Applying for an IAA Paramotoring Exemption
To apply for an exemption pilots must provide
- Evidence of an appropriate qualification - (IHPA or BMAA approved syllabus)
- A valid JAR- FCL Class2 medical certificate - (valid for one year only)
- A valid 3rd party insurance policy
IAA Rules Governing Paramotoring in the Republic of Ireland
The main rules governing Paramotoring in Ireland are summarised here:
1. Pilots must hold a current Class 2 medical.
2. Flights must be:
- Conducted in daylight Visual Meteorological Conditions (VMC)
- Under Visual Flight Rules (VFR)
- In Class G airspace only
- Below 5,000ft above Mean Sea Level (AMSL)
3. No flight may be made at any height over:
- Any town, City or built-up area.
- Any area of commercial, residential or recreational use.
- Any open air assembly of persons, whether gathered in connection with an event of public entertainment or otherwise.
4. No passenger may be carried on any flight except by a qualified instructor.

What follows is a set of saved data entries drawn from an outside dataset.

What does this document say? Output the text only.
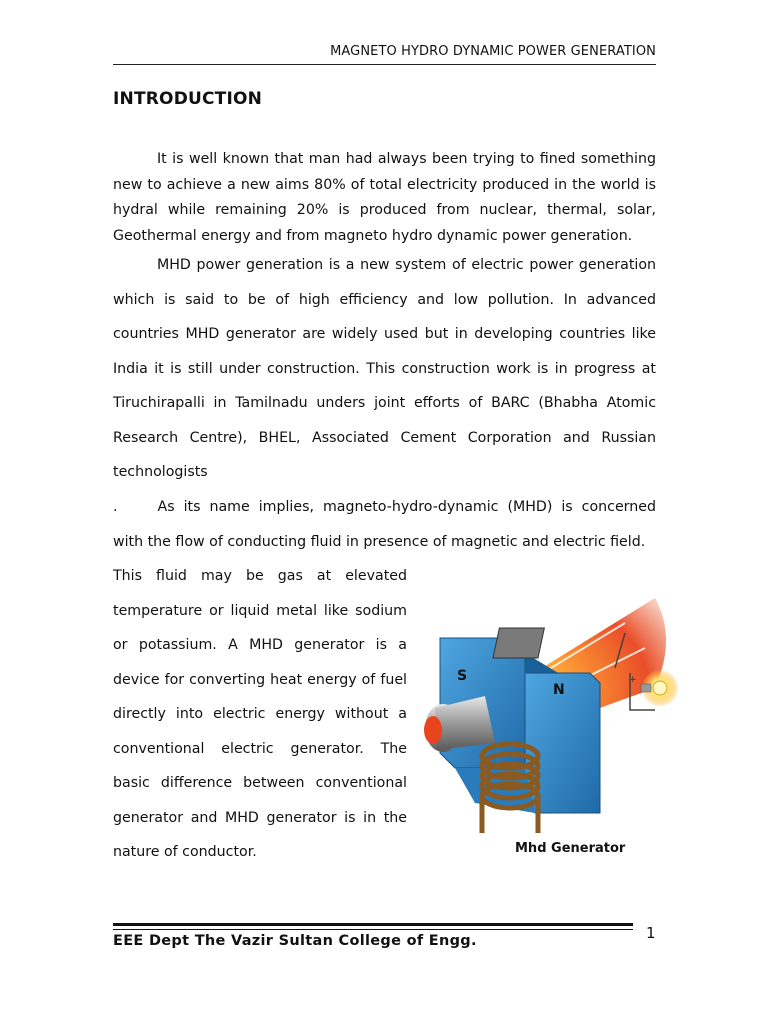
MAGNETO HYDRO DYNAMIC POWER GENERATION
INTRODUCTION

It is well known that man had always been trying to fined something new to achieve a new aims 80% of total electricity produced in the world is hydral while remaining 20% is produced from nuclear, thermal, solar, Geothermal energy and from magneto hydro dynamic power generation.

MHD power generation is a new system of electric power generation which is said to be of high efficiency and low pollution. In advanced countries MHD generator are widely used but in developing countries like India it is still under construction. This construction work is in progress at Tiruchirapalli in Tamilnadu unders joint efforts of BARC (Bhabha Atomic Research Centre), BHEL, Associated Cement Corporation and Russian technologists

.	As its name implies, magneto-hydro-dynamic (MHD) is concerned with the flow of conducting fluid in presence of magnetic and electric field.

This fluid may be gas at elevated temperature or liquid metal like sodium or potassium. A MHD generator is a device for converting heat energy of fuel directly into electric energy without a conventional electric generator. The basic difference between conventional generator and MHD generator is in the nature of conductor.

S
N
+
Mhd Generator
EEE Dept The Vazir Sultan College of Engg.	1
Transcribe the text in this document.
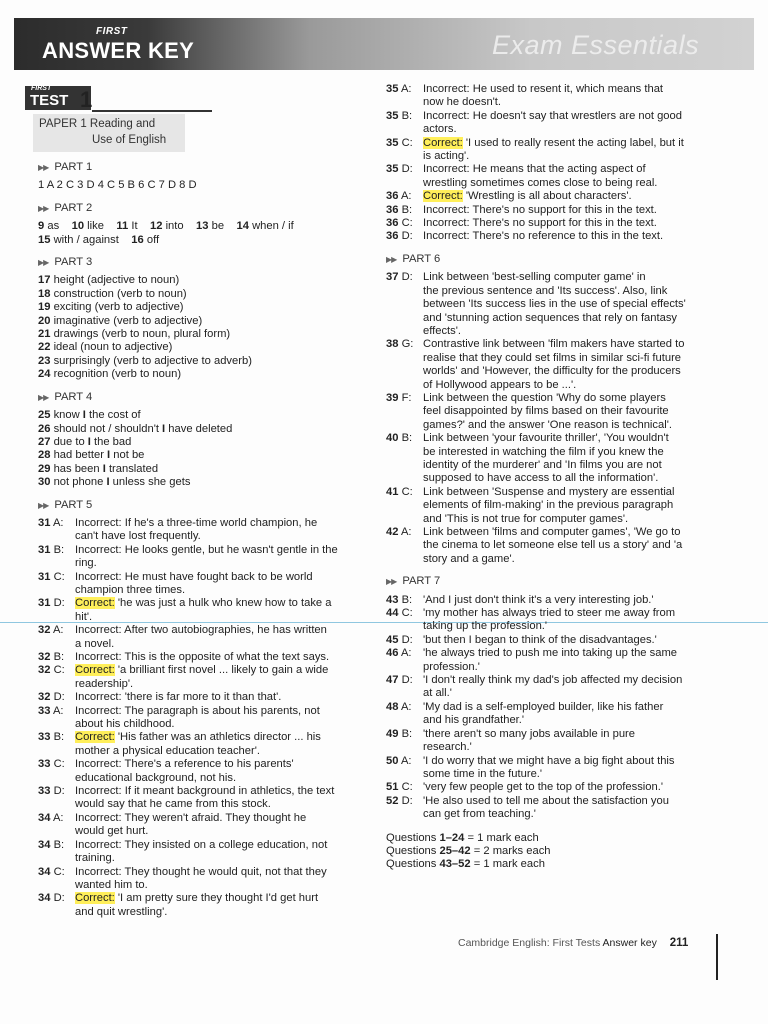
FIRST
ANSWER KEY	Exam Essentials
FIRST
TEST 1
PAPER 1 Reading and
Use of English
▶▶ PART 1
1 A 2 C 3 D 4 C 5 B 6 C 7 D 8 D
▶▶ PART 2
9 as 10 like 11 It 12 into 13 be 14 when / if
15 with / against 16 off
▶▶ PART 3
17 height (adjective to noun)
18 construction (verb to noun)
19 exciting (verb to adjective)
20 imaginative (verb to adjective)
21 drawings (verb to noun, plural form)
22 ideal (noun to adjective)
23 surprisingly (verb to adjective to adverb)
24 recognition (verb to noun)
▶▶ PART 4
25 know I the cost of
26 should not / shouldn't I have deleted
27 due to I the bad
28 had better I not be
29 has been I translated
30 not phone I unless she gets
▶▶ PART 5
31 A: Incorrect: If he's a three-time world champion, he
can't have lost frequently.
31 B: Incorrect: He looks gentle, but he wasn't gentle in the
ring.
31 C: Incorrect: He must have fought back to be world
champion three times.
31 D: Correct: 'he was just a hulk who knew how to take a
hit'.
32 A: Incorrect: After two autobiographies, he has written
a novel.
32 B: Incorrect: This is the opposite of what the text says.
32 C: Correct: 'a brilliant first novel ... likely to gain a wide
readership'.
32 D: Incorrect: 'there is far more to it than that'.
33 A: Incorrect: The paragraph is about his parents, not
about his childhood.
33 B: Correct: 'His father was an athletics director ... his
mother a physical education teacher'.
33 C: Incorrect: There's a reference to his parents'
educational background, not his.
33 D: Incorrect: If it meant background in athletics, the text
would say that he came from this stock.
34 A: Incorrect: They weren't afraid. They thought he
would get hurt.
34 B: Incorrect: They insisted on a college education, not
training.
34 C: Incorrect: They thought he would quit, not that they
wanted him to.
34 D: Correct: 'I am pretty sure they thought I'd get hurt
and quit wrestling'.
35 A: Incorrect: He used to resent it, which means that
now he doesn't.
35 B: Incorrect: He doesn't say that wrestlers are not good
actors.
35 C: Correct: 'I used to really resent the acting label, but it
is acting'.
35 D: Incorrect: He means that the acting aspect of
wrestling sometimes comes close to being real.
36 A: Correct: 'Wrestling is all about characters'.
36 B: Incorrect: There's no support for this in the text.
36 C: Incorrect: There's no support for this in the text.
36 D: Incorrect: There's no reference to this in the text.
▶▶ PART 6
37 D: Link between 'best-selling computer game' in
the previous sentence and 'Its success'. Also, link
between 'Its success lies in the use of special effects'
and 'stunning action sequences that rely on fantasy
effects'.
38 G: Contrastive link between 'film makers have started to
realise that they could set films in similar sci-fi future
worlds' and 'However, the difficulty for the producers
of Hollywood appears to be ...'.
39 F: Link between the question 'Why do some players
feel disappointed by films based on their favourite
games?' and the answer 'One reason is technical'.
40 B: Link between 'your favourite thriller', 'You wouldn't
be interested in watching the film if you knew the
identity of the murderer' and 'In films you are not
supposed to have access to all the information'.
41 C: Link between 'Suspense and mystery are essential
elements of film-making' in the previous paragraph
and 'This is not true for computer games'.
42 A: Link between 'films and computer games', 'We go to
the cinema to let someone else tell us a story' and 'a
story and a game'.
▶▶ PART 7
43 B: 'And I just don't think it's a very interesting job.'
44 C: 'my mother has always tried to steer me away from
taking up the profession.'
45 D: 'but then I began to think of the disadvantages.'
46 A: 'he always tried to push me into taking up the same
profession.'
47 D: 'I don't really think my dad's job affected my decision
at all.'
48 A: 'My dad is a self-employed builder, like his father
and his grandfather.'
49 B: 'there aren't so many jobs available in pure
research.'
50 A: 'I do worry that we might have a big fight about this
some time in the future.'
51 C: 'very few people get to the top of the profession.'
52 D: 'He also used to tell me about the satisfaction you
can get from teaching.'
Questions 1–24 = 1 mark each
Questions 25–42 = 2 marks each
Questions 43–52 = 1 mark each
Cambridge English: First Tests Answer key 211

5. No flight shall be made for any consideration, hire or reward.
6. All flights shall be recorded in a log book.
7. The log book and exemption shall be made available within a reasonable period to:
8. Any accident involving substantial injury or the death of any person, or substantial damage to the equipment being used for flying shall be reported in writing to the IAA, irrespective of any liability, and also to the Air Accident Investigation Unit of the Department of Transport.
- An authorised Officer of the IAA
- A member of the Garda Siochana.
- An officer of the Customs & Excise.
9. Any flight made under the exemption shall be in compliance with the requirements of the airworthiness Standards Department of the IAA.
10. The exemption shall only be valid while the insurance cover is active.
11. The current exemptions are valid for one year only.
These rules may soon be amended when a license system is put in place.
Obtaining a Class 2 Medical Certificate
A Class 2 medical may be obtained through any one of the IAA approved Aero Medical Examiners (AME) listed on the IAA website or on the Flying in Ireland website.
The Chief Aeromedical Officer is:
Dr. Annetje Roodeburg
Irish Aviation Authority
Tel: 01 603 1512
Fax: 01 603 1400
Dr. Declan Maher
Tel: 01 295 8750
Conducts medicals on the last Thursday of the month. Charges around €90 / €65 for renewals.
NACI pilots use Dr. Maher for their Class 2 medicals.